Based on this information, we can infer the following local AI uses for these processors.
| Hardware | Typical Local AI Use |
| CPU only | Small models, coding assistants |
| Integrated GPU/NPU | AI PC workloads |
| 8 GB GPU | Small quantized models |
| 16-24 GB GPU | Larger local models |
| Enterprise GPU | Large models and multi-user inference |
Final Thoughts
In this article, I explored the possibilities of running AI locally and found that the technology is far more accessible than many people would assume. I differentiated it from enterprise private AI platforms such as VMware's VPAIF, which provides organizations with secure, scalable environments for deploying AI workloads across the entire organization. Local AI offers a simpler approach that allows individuals and smaller teams to run large language models on their own hardware. The biggest advantages of both private AI and local AI are privacy, data control, cost management, and compliance, since information stays on systems that organizations own and manage.
One of the more interesting things I discovered is that expensive GPUs are not always required, as many AI models can run on CPUs, though dedicated acceleration dramatically improves performance. The key is to match the model to the available hardware, whether it's physical or virtualized.
A successful local AI deployment is less about having the most powerful system and more about understanding the relationship between hardware, models, and software frameworks.
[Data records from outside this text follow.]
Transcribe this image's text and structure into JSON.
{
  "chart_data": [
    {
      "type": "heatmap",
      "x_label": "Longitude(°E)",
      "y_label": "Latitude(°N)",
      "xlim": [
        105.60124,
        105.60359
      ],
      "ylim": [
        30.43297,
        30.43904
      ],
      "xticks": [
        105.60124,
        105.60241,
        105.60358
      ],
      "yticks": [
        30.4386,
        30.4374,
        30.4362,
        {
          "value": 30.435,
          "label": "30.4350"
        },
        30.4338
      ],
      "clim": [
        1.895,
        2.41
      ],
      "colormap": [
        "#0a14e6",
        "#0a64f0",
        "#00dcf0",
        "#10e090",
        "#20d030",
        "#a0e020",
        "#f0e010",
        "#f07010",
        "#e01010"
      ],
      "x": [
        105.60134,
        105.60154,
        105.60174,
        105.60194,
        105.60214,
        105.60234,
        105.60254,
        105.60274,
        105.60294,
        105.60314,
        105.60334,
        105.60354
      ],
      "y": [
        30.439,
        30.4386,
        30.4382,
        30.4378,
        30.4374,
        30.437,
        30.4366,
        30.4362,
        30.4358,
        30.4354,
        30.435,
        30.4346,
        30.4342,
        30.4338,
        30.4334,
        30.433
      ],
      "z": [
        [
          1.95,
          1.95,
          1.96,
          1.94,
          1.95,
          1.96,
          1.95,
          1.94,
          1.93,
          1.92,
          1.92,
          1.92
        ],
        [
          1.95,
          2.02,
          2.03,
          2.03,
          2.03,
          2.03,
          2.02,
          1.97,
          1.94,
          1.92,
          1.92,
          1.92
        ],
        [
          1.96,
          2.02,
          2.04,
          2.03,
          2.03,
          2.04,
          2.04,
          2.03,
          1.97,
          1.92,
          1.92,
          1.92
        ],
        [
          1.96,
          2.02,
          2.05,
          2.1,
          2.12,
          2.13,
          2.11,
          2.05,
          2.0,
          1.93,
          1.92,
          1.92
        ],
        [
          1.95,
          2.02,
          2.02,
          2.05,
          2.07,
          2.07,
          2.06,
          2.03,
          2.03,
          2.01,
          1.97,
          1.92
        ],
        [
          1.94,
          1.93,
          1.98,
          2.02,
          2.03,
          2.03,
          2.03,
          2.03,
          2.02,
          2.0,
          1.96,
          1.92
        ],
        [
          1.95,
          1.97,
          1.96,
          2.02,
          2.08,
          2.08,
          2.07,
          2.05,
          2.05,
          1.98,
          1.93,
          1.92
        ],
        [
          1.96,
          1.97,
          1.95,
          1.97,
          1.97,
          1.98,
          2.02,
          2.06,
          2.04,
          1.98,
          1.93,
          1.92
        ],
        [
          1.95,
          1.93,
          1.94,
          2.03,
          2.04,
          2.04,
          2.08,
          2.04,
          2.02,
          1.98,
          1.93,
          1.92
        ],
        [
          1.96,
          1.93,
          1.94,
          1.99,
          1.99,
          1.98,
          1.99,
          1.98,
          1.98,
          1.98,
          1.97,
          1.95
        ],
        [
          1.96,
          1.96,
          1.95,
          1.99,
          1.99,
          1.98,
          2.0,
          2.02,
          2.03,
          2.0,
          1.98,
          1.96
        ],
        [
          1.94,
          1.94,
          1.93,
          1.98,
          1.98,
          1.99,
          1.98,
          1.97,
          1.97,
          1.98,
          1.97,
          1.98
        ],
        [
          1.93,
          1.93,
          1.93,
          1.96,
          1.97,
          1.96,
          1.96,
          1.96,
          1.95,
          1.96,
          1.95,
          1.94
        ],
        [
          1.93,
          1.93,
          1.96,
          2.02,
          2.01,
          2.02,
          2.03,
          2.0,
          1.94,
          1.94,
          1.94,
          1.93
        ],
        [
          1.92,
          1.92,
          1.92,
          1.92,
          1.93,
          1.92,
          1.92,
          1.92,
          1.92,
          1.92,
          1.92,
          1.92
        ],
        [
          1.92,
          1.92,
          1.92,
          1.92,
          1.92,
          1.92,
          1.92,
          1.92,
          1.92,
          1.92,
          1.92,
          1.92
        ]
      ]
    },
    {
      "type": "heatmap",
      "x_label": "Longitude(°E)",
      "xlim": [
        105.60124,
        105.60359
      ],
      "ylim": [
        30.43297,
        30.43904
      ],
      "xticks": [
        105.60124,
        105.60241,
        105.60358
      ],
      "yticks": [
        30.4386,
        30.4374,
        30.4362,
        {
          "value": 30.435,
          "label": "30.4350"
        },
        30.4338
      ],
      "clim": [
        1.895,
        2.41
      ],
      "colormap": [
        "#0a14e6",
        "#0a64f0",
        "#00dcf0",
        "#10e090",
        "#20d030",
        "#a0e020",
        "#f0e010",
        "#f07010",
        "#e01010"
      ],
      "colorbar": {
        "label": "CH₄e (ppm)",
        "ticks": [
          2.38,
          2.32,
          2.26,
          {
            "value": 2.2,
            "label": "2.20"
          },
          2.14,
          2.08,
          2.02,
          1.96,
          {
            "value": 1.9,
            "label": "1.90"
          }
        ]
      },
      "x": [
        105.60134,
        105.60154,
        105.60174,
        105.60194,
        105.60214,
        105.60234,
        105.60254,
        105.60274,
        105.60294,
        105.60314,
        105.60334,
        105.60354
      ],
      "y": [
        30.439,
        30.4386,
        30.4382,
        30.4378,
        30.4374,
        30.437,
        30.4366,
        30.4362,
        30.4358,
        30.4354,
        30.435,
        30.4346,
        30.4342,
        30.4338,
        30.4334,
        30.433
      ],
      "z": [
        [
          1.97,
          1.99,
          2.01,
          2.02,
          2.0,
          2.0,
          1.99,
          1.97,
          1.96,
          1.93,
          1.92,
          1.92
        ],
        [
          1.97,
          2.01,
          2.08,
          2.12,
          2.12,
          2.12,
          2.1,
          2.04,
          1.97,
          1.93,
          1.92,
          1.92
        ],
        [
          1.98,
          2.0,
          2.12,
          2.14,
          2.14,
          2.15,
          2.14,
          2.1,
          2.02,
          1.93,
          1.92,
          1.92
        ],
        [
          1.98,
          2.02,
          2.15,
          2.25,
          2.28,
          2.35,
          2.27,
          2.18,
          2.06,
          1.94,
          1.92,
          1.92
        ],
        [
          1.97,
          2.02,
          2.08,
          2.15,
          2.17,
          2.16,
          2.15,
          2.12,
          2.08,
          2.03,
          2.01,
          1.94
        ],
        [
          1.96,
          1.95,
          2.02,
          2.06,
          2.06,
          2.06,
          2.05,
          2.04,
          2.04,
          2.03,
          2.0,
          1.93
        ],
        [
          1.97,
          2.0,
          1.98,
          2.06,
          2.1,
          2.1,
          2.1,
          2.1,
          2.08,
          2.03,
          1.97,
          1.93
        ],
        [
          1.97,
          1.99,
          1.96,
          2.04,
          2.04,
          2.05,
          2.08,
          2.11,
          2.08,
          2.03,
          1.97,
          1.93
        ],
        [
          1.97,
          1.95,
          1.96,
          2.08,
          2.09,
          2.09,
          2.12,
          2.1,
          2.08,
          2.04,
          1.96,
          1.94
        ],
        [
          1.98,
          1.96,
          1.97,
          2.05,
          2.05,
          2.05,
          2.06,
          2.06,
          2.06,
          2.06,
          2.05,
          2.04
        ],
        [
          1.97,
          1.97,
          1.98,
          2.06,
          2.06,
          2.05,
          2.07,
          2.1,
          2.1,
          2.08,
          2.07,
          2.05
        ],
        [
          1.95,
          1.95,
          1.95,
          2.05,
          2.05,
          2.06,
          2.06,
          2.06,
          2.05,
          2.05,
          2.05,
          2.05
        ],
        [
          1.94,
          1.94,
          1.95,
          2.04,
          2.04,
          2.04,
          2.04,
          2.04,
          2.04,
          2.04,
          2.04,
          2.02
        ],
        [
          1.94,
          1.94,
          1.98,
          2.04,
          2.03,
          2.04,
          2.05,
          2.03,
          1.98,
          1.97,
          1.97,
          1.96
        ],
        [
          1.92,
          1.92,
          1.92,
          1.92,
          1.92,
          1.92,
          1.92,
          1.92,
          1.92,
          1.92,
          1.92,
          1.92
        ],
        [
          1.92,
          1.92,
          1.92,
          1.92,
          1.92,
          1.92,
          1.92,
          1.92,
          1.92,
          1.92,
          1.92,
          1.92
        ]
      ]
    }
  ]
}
Free, easily accessible tools like LLMfit simplify this process by analyzing hardware capabilities and recommending models that run effectively, while Ollama makes interacting with local LLMs as straightforward as using cloud-based chatbots. I also used benchmarking tools such as Geekbench AI to measure CPU, GPU, and NPU performance.
Hopefully, this article showed you how local AI is becoming a practical option across a wide range of systems, from enterprise servers to modern laptops, giving users more control over where and how their AI workloads run.